1.2   Part 2: Architecture of an SSD and Benchmarking


  • NOR flash
  • NAND flash (主流)
  • 寿命有限, Each cell has a maximum number of P/E cycles (Program/Erase)
  • 高温会导致数据清除.


  • 1 bit per cell (single level cell, SLC ), 寿命相对较长
  • 2 bits per cell (multiple level cell, MLC ), 成本低
  • 3 bits per cell (triple-level cell, TLC ).

MLC/TLC成本较低 目前多数是MLC或TLC, 如果update很多的话, 还是SLC好.

1.2.1   ssd 架构

  • 接口主要是 Serial ATA (SATA), PCI Express (PCIe), 现在还有新的SAS.
  • 通常都有RAM存储(256M+), 用作buffer/cache/map关系等

厂商给的数字通常是在某种条件下测得的, 不见得能表示真实性能:

In his articles about common flaws in SSD benchmarking [66], Marc Bevand mentioned that for instance it is common for the IOPS of random write workloads to be reported without any mention of the span of the LBA, and that many IOPS are also reported for queue depth of 1 instead of the maximum value for the drive being tested. There are also many cases of bugs and misuses of the benchmarking tools.

Correctly assessing the performance of SSDs is not an easy task.
  1. span

  2. queue-depth很重要.

  3. 测试时间, 和SSD的size有很大关系:

    the performance of SSDs only drops under a sustained workload of random writes, which depending on the total size of the SSD can take just 30 minutes or up to three hours

    如下图, 30min后性能有明显下降:

    • garbage collection must erase blocks as write commands arrive, therefore competing with the foreground operations from the host,
    • GC影响正常流量.


1.2.2   如何做benchmark:

The parameters used are generally the following: - The type of workload: can be a specific benchmark based on data collected from users, or just only sequential or random accesses of the same type (ex: only random writes) - The percentages of reads and writes performed concurrently (ex: 30% reads and 70% writes) - The queue length: this is the number of concurrent execution threads running commands on a drive - The size of the data chunks being accessed (4 KB, 8 KB, etc.)

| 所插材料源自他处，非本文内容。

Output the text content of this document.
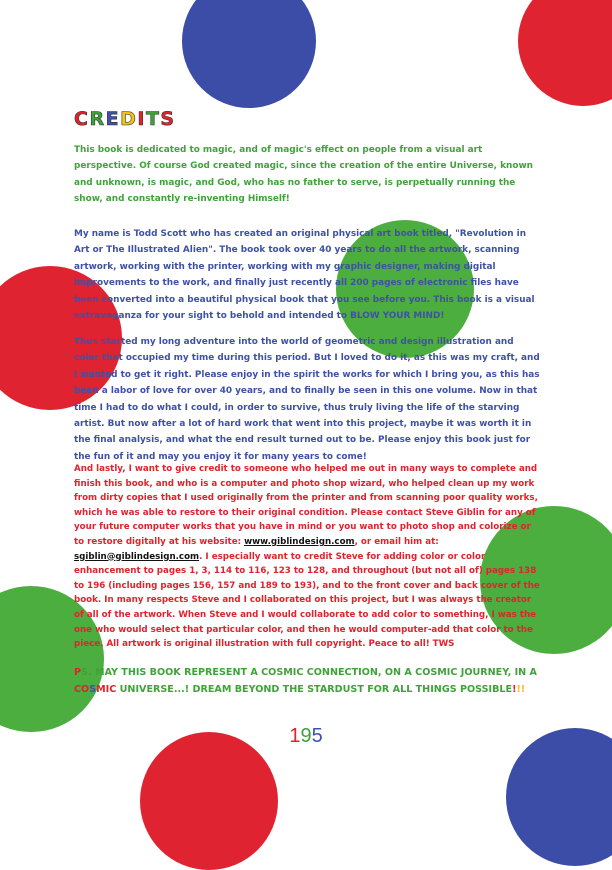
CREDITS

This book is dedicated to magic, and of magic's effect on people from a visual art perspective. Of course God created magic, since the creation of the entire Universe, known and unknown, is magic, and God, who has no father to serve, is perpetually running the show, and constantly re-inventing Himself!

My name is Todd Scott who has created an original physical art book titled, "Revolution in Art or The Illustrated Alien". The book took over 40 years to do all the artwork, scanning artwork, working with the printer, working with my graphic designer, making digital improvements to the work, and finally just recently all 200 pages of electronic files have been converted into a beautiful physical book that you see before you. This book is a visual extravaganza for your sight to behold and intended to BLOW YOUR MIND!

Thus started my long adventure into the world of geometric and design illustration and color that occupied my time during this period. But I loved to do it, as this was my craft, and I wanted to get it right. Please enjoy in the spirit the works for which I bring you, as this has been a labor of love for over 40 years, and to finally be seen in this one volume. Now in that time I had to do what I could, in order to survive, thus truly living the life of the starving artist. But now after a lot of hard work that went into this project, maybe it was worth it in the final analysis, and what the end result turned out to be. Please enjoy this book just for the fun of it and may you enjoy it for many years to come!

And lastly, I want to give credit to someone who helped me out in many ways to complete and finish this book, and who is a computer and photo shop wizard, who helped clean up my work from dirty copies that I used originally from the printer and from scanning poor quality works, which he was able to restore to their original condition. Please contact Steve Giblin for any of your future computer works that you have in mind or you want to photo shop and colorize or to restore digitally at his website: www.giblindesign.com, or email him at: sgiblin@giblindesign.com. I especially want to credit Steve for adding color or color enhancement to pages 1, 3, 114 to 116, 123 to 128, and throughout (but not all of) pages 138 to 196 (including pages 156, 157 and 189 to 193), and to the front cover and back cover of the book. In many respects Steve and I collaborated on this project, but I was always the creator of all of the artwork. When Steve and I would collaborate to add color to something, I was the one who would select that particular color, and then he would computer-add that color to the piece. All artwork is original illustration with full copyright. Peace to all! TWS

PS. MAY THIS BOOK REPRESENT A COSMIC CONNECTION, ON A COSMIC JOURNEY, IN A COSMIC UNIVERSE...! DREAM BEYOND THE STARDUST FOR ALL THINGS POSSIBLE!!!
195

结果: - Throughput (对顺序读写) - ipos (对随机读写) - Latancy

1.3   Part 3: Pages, Blocks, and the Flash Translation Layer


  • how writes are handled at the page and block level,
  • write amplification
  • wear leveling
  • Flash Translation Layer (FTL),
  • logical block mapping
  • garbage collection

1.3.1   基本操作

  1. Reads are aligned on page size (It is not possible to read less than one page at once.)
    • 和hdd其实一样.
  2. Writes are aligned on page size
    • 每次读一个page比较好理解, 每次怎么写一个page??

    • write amplification(写放大)

    • 写操作不是直接覆盖原来的page, 而是 拷贝这个page到ssd的RAM中, 在RAM中修改, 最后写到一个新的page里面去.
      • When data is changed, the content of the page is copied into an internal register, the data is updated, and the new version is stored in a “free” page, an operation called “read-modify-write”. The data is not updated in-place, as the “free” page is a different page than the page that originally contained the data. Once the data is persisted to the drive, the original page is marked as being “stale”, and will remain as such until it is erased.
  3. Erases are aligned on block size
    • 对于write造成的 stale 状态的page, 需要一个erase操作, 变成 free 状态.
    • 但是, 又不能Erase单独的一个Page, 只能Erase整个block.
    • 这些都是由ssd控制器的garbage collection process来处理的, 所以这里有很多各种算法(因为寿命有限, 所以寿命管理也需要复杂算法)

1.3.2   写放大


应该尽量避免 small write.

1.3.3   wear leveling

写均衡. 避免总是写同一个page.

1.3.4   Flash Translation Layer (FTL)

Flash Translation Layer 是一个地址映射机制, 提供像磁盘一样的逻辑地址.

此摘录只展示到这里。